Somewhere along the way, we decided that more feedback was always better feedback. We forgot that feedback has a time dimension, not just a completeness dimension.
What Would Better Look Like?
I don’t have a complete answer, but I have some principles:
Prioritize ruthlessly. Not all feedback is equally valuable. Show me the most important thing first, fast. The rest can come later. Tests that have failed recently are more likely to fail than tests that have run flawlessly for years. Run them first.
Degrade gracefully. If you can’t give me complete feedback in 400ms, give me something. A partial result is better than a spinner.
Let me choose. Minute-by-minute I want some feedback now. On my espresso break I’d like more reassurance. Let me make that tradeoff consciously.
Measure what matters. How many milliseconds until first feedback? That number should be on every IDE team’s dashboard. Test runners should be measured by mean time to first failure.
The Deeper Pattern
This isn’t just about IDEs. It’s about respecting human constraints in tool design. We’re so focused on what tools can do that we forget to ask what humans need.
How much feedback can we pack into a human attention span?

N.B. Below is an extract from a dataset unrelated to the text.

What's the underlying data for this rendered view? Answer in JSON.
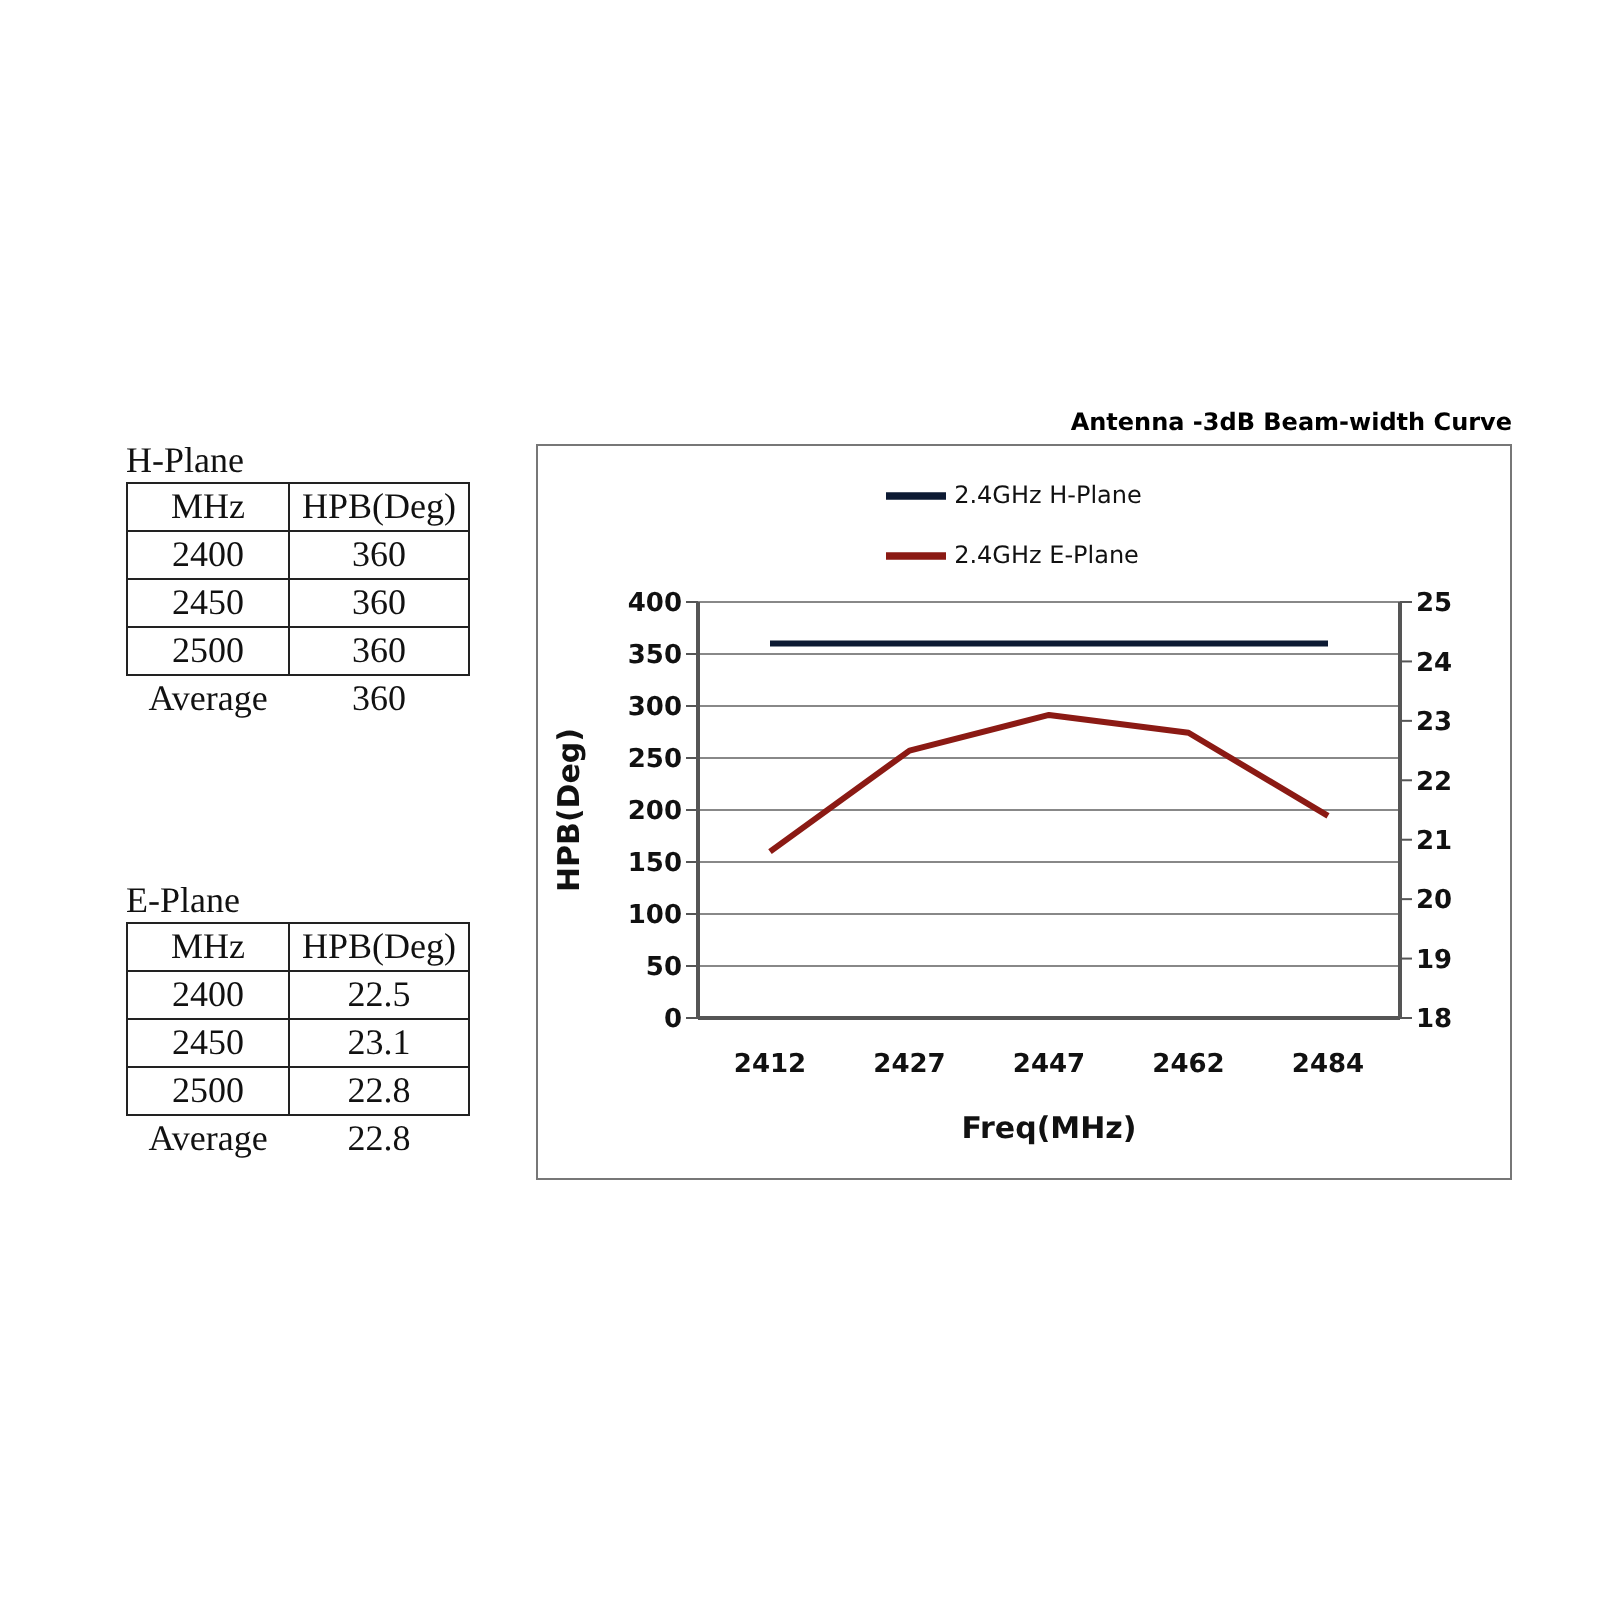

The 400 milliseconds isn’t going to change. It’s not a bug to be fixed. It’s a specification to design around. Doherty figured this out in 1982. Nielsen reinforced it. The research on feedback timing and brain activation keeps confirming that delays in the few-hundred-millisecond range are cognitively salient—our brains notice and respond differently.
Every tool designer faces this choice: do we optimize for the capabilities of the tool or the constraints of the human? The best tools find ways to do both. The mediocre ones make humans adapt to the tool’s preferences.

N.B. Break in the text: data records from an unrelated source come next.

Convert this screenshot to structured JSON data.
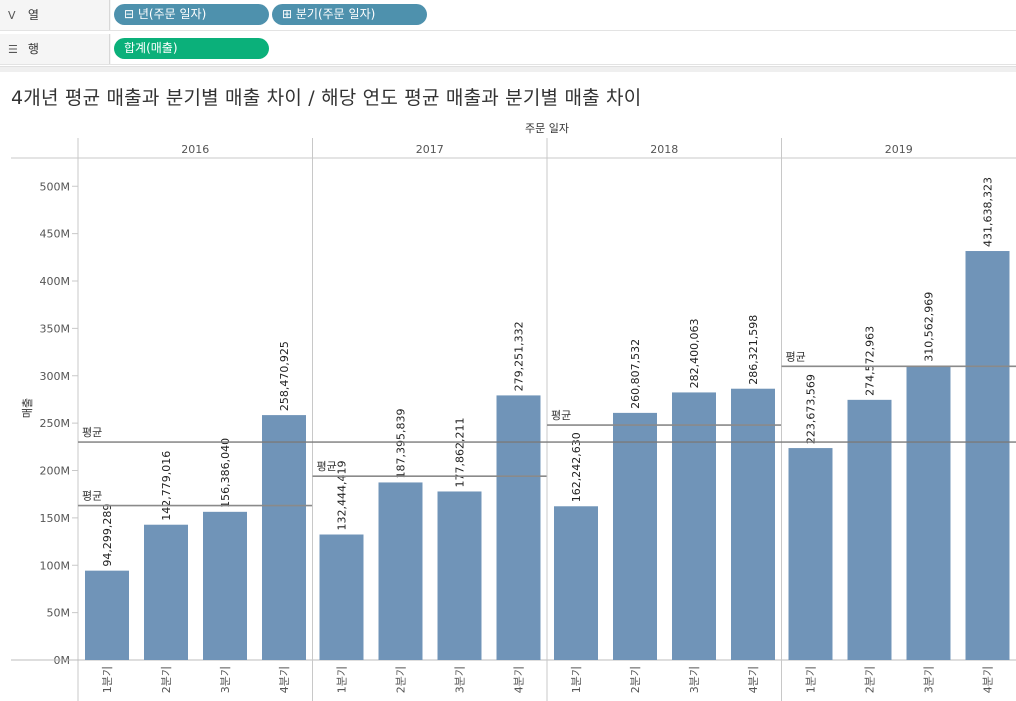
{
  "shelves": {
    "columns": {
      "label": "열",
      "icon": "columns-icon",
      "pills": [
        {
          "label": "⊟ 년(주문 일자)"
        },
        {
          "label": "⊞ 분기(주문 일자)"
        }
      ]
    },
    "rows": {
      "label": "행",
      "icon": "rows-icon",
      "pills": [
        {
          "label": "합계(매출)"
        }
      ]
    }
  },
  "view": {
    "title": "4개년 평균 매출과 분기별 매출 차이 / 해당 연도 평균 매출과 분기별 매출 차이"
  },
  "chart_data": {
    "type": "bar",
    "title": "4개년 평균 매출과 분기별 매출 차이 / 해당 연도 평균 매출과 분기별 매출 차이",
    "column_header": "주문 일자",
    "ylabel": "매출",
    "ylim": [
      0,
      530000000
    ],
    "yticks": [
      0,
      50000000,
      100000000,
      150000000,
      200000000,
      250000000,
      300000000,
      350000000,
      400000000,
      450000000,
      500000000
    ],
    "ytick_labels": [
      "0M",
      "50M",
      "100M",
      "150M",
      "200M",
      "250M",
      "300M",
      "350M",
      "400M",
      "450M",
      "500M"
    ],
    "reference_label": "평균",
    "bar_color": "#7094b8",
    "overall_average": 230000000,
    "years": [
      {
        "year": "2016",
        "average": 163000000,
        "quarters": [
          {
            "label": "1분기",
            "value": 94299289,
            "value_label": "94,299,289"
          },
          {
            "label": "2분기",
            "value": 142779016,
            "value_label": "142,779,016"
          },
          {
            "label": "3분기",
            "value": 156386040,
            "value_label": "156,386,040"
          },
          {
            "label": "4분기",
            "value": 258470925,
            "value_label": "258,470,925"
          }
        ]
      },
      {
        "year": "2017",
        "average": 194000000,
        "quarters": [
          {
            "label": "1분기",
            "value": 132444419,
            "value_label": "132,444,419"
          },
          {
            "label": "2분기",
            "value": 187395839,
            "value_label": "187,395,839"
          },
          {
            "label": "3분기",
            "value": 177862211,
            "value_label": "177,862,211"
          },
          {
            "label": "4분기",
            "value": 279251332,
            "value_label": "279,251,332"
          }
        ]
      },
      {
        "year": "2018",
        "average": 248000000,
        "quarters": [
          {
            "label": "1분기",
            "value": 162242630,
            "value_label": "162,242,630"
          },
          {
            "label": "2분기",
            "value": 260807532,
            "value_label": "260,807,532"
          },
          {
            "label": "3분기",
            "value": 282400063,
            "value_label": "282,400,063"
          },
          {
            "label": "4분기",
            "value": 286321598,
            "value_label": "286,321,598"
          }
        ]
      },
      {
        "year": "2019",
        "average": 310000000,
        "quarters": [
          {
            "label": "1분기",
            "value": 223673569,
            "value_label": "223,673,569"
          },
          {
            "label": "2분기",
            "value": 274572963,
            "value_label": "274,572,963"
          },
          {
            "label": "3분기",
            "value": 310562969,
            "value_label": "310,562,969"
          },
          {
            "label": "4분기",
            "value": 431638323,
            "value_label": "431,638,323"
          }
        ]
      }
    ]
  }
}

I want tools that respect my attention. That treat the 400 milliseconds as the precious resource it is. That understand their job isn’t just to be thorough—it’s to help me manage my limited resources to best effect.
Appendix: JUnit Max
Around 2000 I briefly sold a test runner for Eclipse called JUnit Max (named after my ultimate farm dog Max). JUnit Max followed the “maximize feedback in a given span of time” principle.
Tests ran on every save.
Tests ran in this order:
New tests
Recently failed tests
Everything else
If a test was going to fail, then, the test was likely in the first two categories. As a programmer, you glanced at a little “test feedback” icon. If it went from gray to light green, that meant that the rest of the tests would likely pass & you could get back to programming.
Because you were switching between coding & looking at test feedback so frequently, you couldn’t afford to context switch between “coding mode” and “test running mode”. Test failures appeared in the code looking similar to syntax errors. Debugging a test was one click from there.
I haven’t seen any test runners optimized for latency like this. Could be that it’s just not that good an idea. Could be, though, that we’ve all failed to optimize for an important factor for the last quarter century.




Every now and then I work on software close to the bare metal. When I do I am amazed at how fast today’s computers can be, and how slow my laptop feels.
This is precisely why I like working on/in "lower level" things. The perceived disrespect for human time and attention for some additional gain that to me is not relevant at the moment, at least emotionally just stings. Seeing research into the overall effects of the time/completeness trade-off would be interesting. Maybe the drift is worth it over all but it certainly doesn't feel like it.